Dossier: Le plaisir et la fête

Le luxe, c’est la communauté

Le plaisir ne rime pas forcément avec champagne et caviar. Pour les convives de la soupe populaire Speakout, la véritable richesse est de pouvoir partager ensemble les spaghettis à la bolognaise d’Anja Schlauri.

Texte: Helwi Braunmiller, photo: Kostas Maros

Quand Anja Schlauri met son tablier de cuisine une fois par mois à la soupe populaire Speakout, dans le quartier de Niederdorf à Zurich, c’est d’abord et avant tout serré. L’espace est confiné dans la cuisine de l’appartement appartenant à la ville où quatre soirs par semaine – en hiver, cinq – 40 personnes peuvent prendre gratuitement un repas chaud. Depuis plus d’une décennie, la responsable des Services de marketing de Sanitas cuisine bénévolement les spaghettis à la bolognaise tant appréciés. Son budget est de 120 francs pour un menu composé d’une salade, d’un plat principal et d’un dessert.

«La première fois que je suis allée faire les courses pour la soupe populaire, la personne qui m’accompagnait m’a dit: prends les légumes bon marché. J’ai dû lui avouer que je ne savais vraiment pas quels étaient les légumes les moins chers, explique Anja Schlauri. Jusque-là, j’avais toujours suivi mes envies et ne devais pas respecter de budget pour les repas.»

«Chacun a son style de vie, mais cela ne nous empêche pas de passer un bon moment ensemble.»
Anja Schlauri

Une expérience importante et un processus d’apprentissage vers un pragmatisme sain. «D’un côté, je peux continuer, sans avoir mauvaise conscience, à servir des menus élaborés à mes amis. D’un autre côté, j’arrive, avec un petit budget, à préparer un bon plat pour 40 convives. Chacun a son style de vie, mais cela ne nous empêche pas de passer un bon moment ensemble», souligne Anja Schlauri.

J’ai vite réalisé que ce n’est pas là que réside l’essentiel chez Speakout. Pour les convives de la soupe populaire, il ne s’agit pas simplement de manger un repas chaud préparé avec des produits frais. L’espace d’une soirée, nos invités peuvent échapper à la solitude. «Beaucoup sont des habitués et viennent depuis de nombreuses années, on se connaît. C’est comme rentrer à la maison et maman prépare le repas. Je m’affaire au fourneau et on me demande ce qu’il va y avoir à manger. Parfois, quelqu’un m’aide à éplucher les légumes ou fait un peu de vaisselle, comme dans une véritable famille», raconte Anja Schlauri. À la période de Noël, l’atmosphère s’apaise chez Speakout, devient plus mélancolique. Ces moments passés ensemble et le fait de ne pas devoir manger seul constituent alors le plus grand luxe.

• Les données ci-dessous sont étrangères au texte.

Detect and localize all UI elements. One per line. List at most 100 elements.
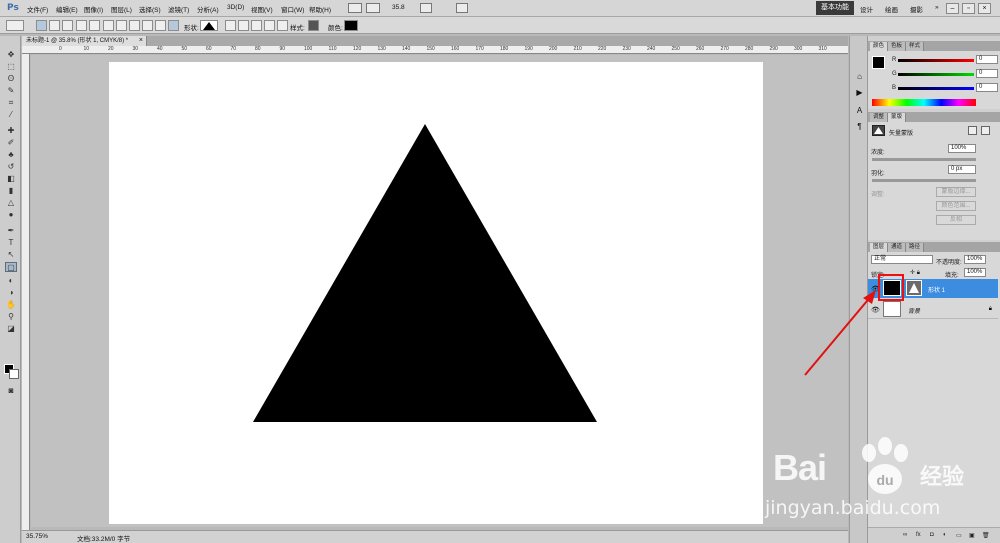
pixel-mask-icon[interactable]	[968, 126, 977, 135]
rectangle-icon[interactable]	[103, 20, 114, 31]
background-color-swatch[interactable]	[9, 369, 19, 379]
feather-slider[interactable]	[872, 179, 976, 182]
zoom-field[interactable]: 35.8	[392, 4, 405, 11]
layer-thumbnail[interactable]	[883, 301, 901, 317]
menu-3d[interactable]: 3D(D)	[227, 4, 244, 11]
subtract-icon[interactable]	[238, 20, 249, 31]
clone-stamp-tool-icon[interactable]: ♣	[5, 150, 17, 160]
workspace-photography[interactable]: 摄影	[910, 4, 923, 14]
custom-shape-icon[interactable]	[168, 20, 179, 31]
3d-orbit-tool-icon[interactable]: ◑	[5, 288, 17, 298]
menu-view[interactable]: 视图(V)	[251, 4, 273, 14]
fill-value[interactable]: 100%	[964, 268, 986, 277]
tab-adjustments[interactable]: 调整	[870, 113, 889, 122]
tab-paths[interactable]: 路径	[906, 243, 925, 252]
workspace-essentials[interactable]: 基本功能	[816, 1, 854, 15]
menu-select[interactable]: 选择(S)	[139, 4, 161, 14]
path-select-tool-icon[interactable]: ↖	[5, 250, 17, 260]
actions-icon[interactable]: ▶	[854, 88, 865, 97]
reset-colors-icon[interactable]: ◪	[5, 324, 17, 334]
channel-r-value[interactable]: 0	[976, 55, 998, 64]
quick-select-tool-icon[interactable]: ✎	[5, 86, 17, 96]
color-spectrum-bar[interactable]	[872, 99, 976, 106]
layer-name[interactable]: 形状 1	[928, 285, 945, 294]
document-close-icon[interactable]: ×	[139, 36, 143, 46]
tab-color[interactable]: 颜色	[870, 42, 889, 51]
style-picker[interactable]	[308, 20, 319, 31]
menu-file[interactable]: 文件(F)	[27, 4, 48, 14]
canvas-area[interactable]	[31, 55, 848, 527]
tab-masks[interactable]: 蒙版	[888, 113, 907, 122]
menu-window[interactable]: 窗口(W)	[281, 4, 304, 14]
shape-layers-icon[interactable]	[36, 20, 47, 31]
crop-tool-icon[interactable]: ⌗	[5, 98, 17, 108]
ellipse-icon[interactable]	[129, 20, 140, 31]
tab-channels[interactable]: 通道	[888, 243, 907, 252]
triangle-shape[interactable]	[109, 62, 763, 524]
gradient-tool-icon[interactable]: ▮	[5, 186, 17, 196]
shape-tool-icon[interactable]: ▢	[5, 262, 17, 272]
arrange-icon[interactable]	[420, 3, 432, 13]
color-range-button[interactable]: 颜色范围...	[936, 201, 976, 211]
intersect-icon[interactable]	[251, 20, 262, 31]
minibridge-icon[interactable]	[366, 3, 380, 13]
document-canvas[interactable]	[109, 62, 763, 524]
screen-mode-icon[interactable]	[456, 3, 468, 13]
workspace-design[interactable]: 设计	[860, 4, 873, 14]
blend-mode-select[interactable]: 正常	[871, 255, 933, 264]
tab-layers[interactable]: 图层	[870, 243, 889, 252]
minimize-icon[interactable]: –	[946, 3, 959, 14]
menu-help[interactable]: 帮助(H)	[309, 4, 331, 14]
paths-icon[interactable]	[49, 20, 60, 31]
density-slider[interactable]	[872, 158, 976, 161]
layer-row-background[interactable]: 👁︎ 背景 🔒︎	[868, 300, 998, 319]
exclude-icon[interactable]	[264, 20, 275, 31]
type-tool-icon[interactable]: T	[5, 238, 17, 248]
pen-icon[interactable]	[76, 20, 87, 31]
add-vector-mask-icon[interactable]	[981, 126, 990, 135]
menu-analysis[interactable]: 分析(A)	[197, 4, 219, 14]
menu-layer[interactable]: 图层(L)	[111, 4, 132, 14]
menu-filter[interactable]: 滤镜(T)	[168, 4, 189, 14]
channel-r-slider[interactable]	[898, 59, 974, 62]
eraser-tool-icon[interactable]: ◧	[5, 174, 17, 184]
layer-name[interactable]: 背景	[908, 306, 920, 315]
3d-rotate-tool-icon[interactable]: ◐	[5, 276, 17, 286]
character-icon[interactable]: A	[854, 106, 865, 115]
blur-tool-icon[interactable]: △	[5, 198, 17, 208]
shape-picker[interactable]	[200, 20, 218, 31]
dodge-tool-icon[interactable]: ●	[5, 210, 17, 220]
color-swatch[interactable]	[344, 20, 358, 31]
tool-preset-icon[interactable]	[6, 20, 24, 31]
marquee-tool-icon[interactable]: ⬚	[5, 62, 17, 72]
zoom-tool-icon[interactable]: ⚲	[5, 312, 17, 322]
link-icon[interactable]	[277, 20, 288, 31]
document-tab[interactable]: 未标题-1 @ 35.8% (形状 1, CMYK/8) * ×	[22, 36, 147, 46]
lock-icon[interactable]: ✛ 🔒︎	[910, 269, 920, 277]
move-tool-icon[interactable]: ✥	[5, 50, 17, 60]
lasso-tool-icon[interactable]: ʘ	[5, 74, 17, 84]
channel-b-slider[interactable]	[898, 87, 974, 90]
channel-g-value[interactable]: 0	[976, 69, 998, 78]
menu-image[interactable]: 图像(I)	[84, 4, 103, 14]
polygon-icon[interactable]	[142, 20, 153, 31]
feather-value[interactable]: 0 px	[948, 165, 976, 174]
history-brush-tool-icon[interactable]: ↺	[5, 162, 17, 172]
eyedropper-tool-icon[interactable]: ⁄	[5, 110, 17, 120]
bridge-icon[interactable]	[348, 3, 362, 13]
history-icon[interactable]: ⌂	[854, 72, 865, 81]
color-fg-swatch[interactable]	[872, 56, 885, 69]
channel-g-slider[interactable]	[898, 73, 974, 76]
restore-icon[interactable]: ▫	[962, 3, 975, 14]
invert-button[interactable]: 反相	[936, 215, 976, 225]
healing-tool-icon[interactable]: ✚	[5, 126, 17, 136]
rounded-rectangle-icon[interactable]	[116, 20, 127, 31]
menu-edit[interactable]: 编辑(E)	[56, 4, 78, 14]
opacity-value[interactable]: 100%	[964, 255, 986, 264]
pen-tool-icon[interactable]: ✒	[5, 226, 17, 236]
brush-tool-icon[interactable]: ✐	[5, 138, 17, 148]
mask-edge-button[interactable]: 蒙版边缘...	[936, 187, 976, 197]
close-icon[interactable]: ×	[978, 3, 991, 14]
line-icon[interactable]	[155, 20, 166, 31]
quick-mask-icon[interactable]: ◙	[5, 386, 17, 396]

«Quand je fais du bénévolat, je le fais aussi un peu pour moi-même. Ça me procure le sentiment de donner quelque chose en retour.»
Anja Schlauri

L’ambiance n’est pas toujours harmonieuse. Chaque convive a sa propre histoire, ceux qui sont vraiment sans-abri ne représentent qu’une minorité. Mais ils ont un point en commun: qu’ils soient jeunes ou plus âgés, ils sont tous confrontés à des problèmes d’une sorte ou d’une autre.

Très rarement, nous vivons aussi des moments difficiles. «Bien sûr, je me suis déjà demandé pourquoi je faisais tout ça. Heureusement, je n’ai encore jamais dû faire face à de la violence. En fin de compte, quiconque fait du bénévolat le fait aussi un peu pour lui-même. Anja Schlauri donne de son temps aux convives et passe de bons moments avec eux. En contrepartie, elle a appris à voir les choses différemment. «Les personnes qui viennent ici m’ont beaucoup appris. Nous accordons trop d’importance à ce que nous possédons, à qui nous sommes. C’est bien de relativiser les choses, de voir qu’il est possible de savourer de bons moments même si la vie est rude.»

Faire du bénévolat

Il existe de nombreuses possibilités de faire du bénévolat, de la Croix-Rouge à Pro Natura. Vous trouverez un aperçu des activités disponibles à l’adresse benevol.ch.